Already good at the guitar, John said he would join a rock band in his spare time, playing classical music by day and classical stuff by night “So,” he was quoted in the SB story laughing, “you can say that I had a schizophrenic career.”

Fast-forward to how he became known as The Father of Electronic Violin. He got bored playing for years with the CCP Philharmonic and the Philippine Philharmonic, “just reading the same notes over and over again…where’s the challenge in that?”

That was when he hit upon a brilliant idea.

“Back then, all I had was my classical violin. So I tried playing the violin with a band (along with keyboards, drums, bass and guitar) and amplifying it. I made a small pick-up that I put inside the violin and I plugged it into a small amplifier. It sounded good!”

And that was it. The electronic violin was invented.

By the way, I’ve been asking showbiz stars what their favorite (considered “sexiest”) musical instrument is and the answers range from guitar to piano to organ to saxophone to flute and, yes, the violin. I also chose violin because of its fine sound, so fine that it soothes your very core the way the fine acupuncture needles do. I mentioned it to John in our interview.

The violin sound is so soothing. How does it help ease the mind during this pandemic when most everybody is suffering from anxiety and stress?

“Since college, I have been doing research on and off about music therapy and the effects of music in people’s lives. It has been established that sound frequencies generated by classical music (whether solos, duets, ensembles or larger groups like orchestras), enhance, relax and calm people.”

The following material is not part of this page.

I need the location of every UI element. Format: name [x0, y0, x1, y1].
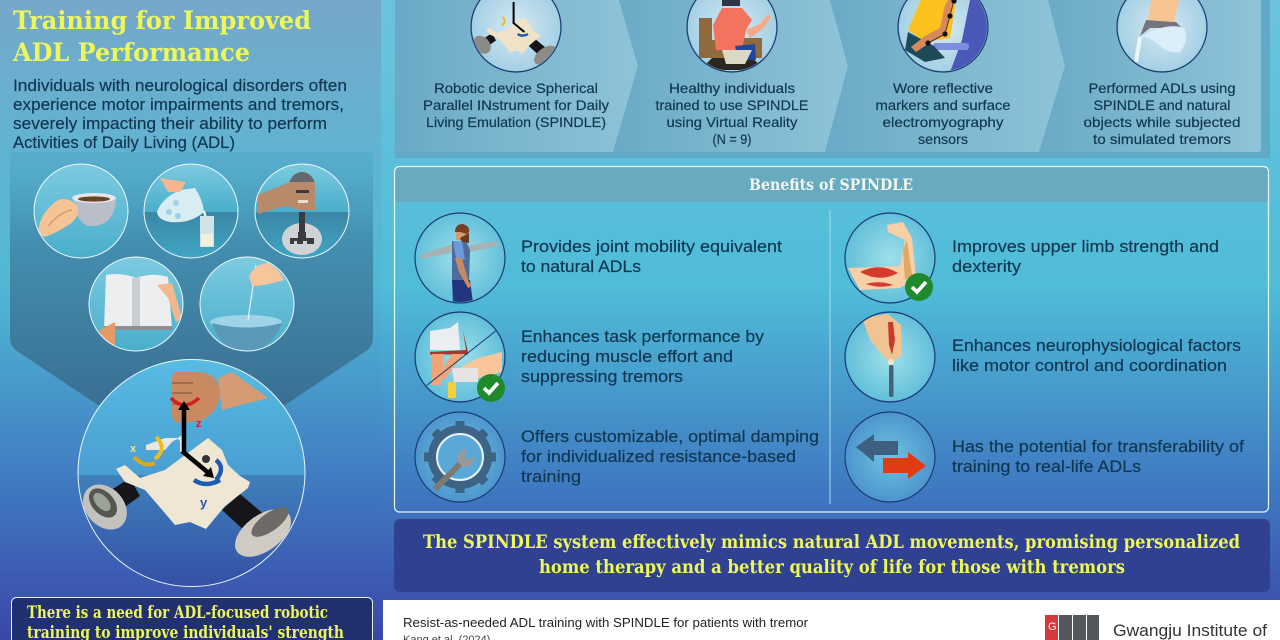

What kind of music suits (is good) for what kind of people?

“With psychiatric patients, never playback rock or heavy metal music to people who are manic-depressive, schizophrenic, bi-polar, and the like because that will promote mental disturbance even more.

“On the other hand, people who freeze up on dental chairs awaiting the sound of dental drills and anticipating pain tend to relax upon hearing calm flute or violin music and the sounds of nature — birds chirping, waves splashing on the shore, waterfalls, rain, etc.

“So it is always better to listen to slow instrumental pieces on the violin, flute, harp, cello, even trumpet to cope with stress and anxiety. Imagine the calming sound of the violin playing No Other Love which is Chopin’s Etude in E, together with the quiet elegant sound of the piano.”

How have you been during this pandemic, productive WFH (Working From Home)?

“I’m okay, helping my wife with her work in public service. In my spare time, I have been cleaning the house, rooms, storage areas, fixing my home office, reviving my recording studio, re-learning the nuances of recording and production. I intend to release my original works either through instrumental approaches or even vocally.”

Have you done online/virtual shows and how different are they from actual/personal shows?

“I’m not brave enough to go out and do actual live concerts, but I have done pre-recorded videos on me playing violin with my backing tracks. I pray that our industry gets a shot in the arm this year (pardon the pun).

“Nothing beats the adrenaline rush 15 seconds before going on stage to play live, I miss the feeling of terror, anxiety that something might go wrong (strings breaking, power outages, accidents on stage, even audio feedback). All these disappear after the first song, when I hear the audience become more receptive to my performance.”

How challenging is it performing virtually?

“I also see the bigger challenge of performing virtually — the latency issues of playback where the sound is not in sync with the actual body movements, or the sound doesn’t come out all together during live simulcast collaborations. Our Internet situation leaves much to be desired. There ought to be a law regulating the ‘UP TO XXX Mbps’ which is the providers’ protection from legal action.

“They must be required by law to guarantee a minimum speed which is in proportion to the subscribed plan. Like, paying P4,500 for a 300 Mbps speed and one actually getting only 24 Mbps speed, with a policy of cutting the service after one month’s non-payment, where there should be no payment at all because the signal is either not there, or too slow. They should be required to provide at least 80 percent of the subscription plan. Otherwise they are robbing the public.”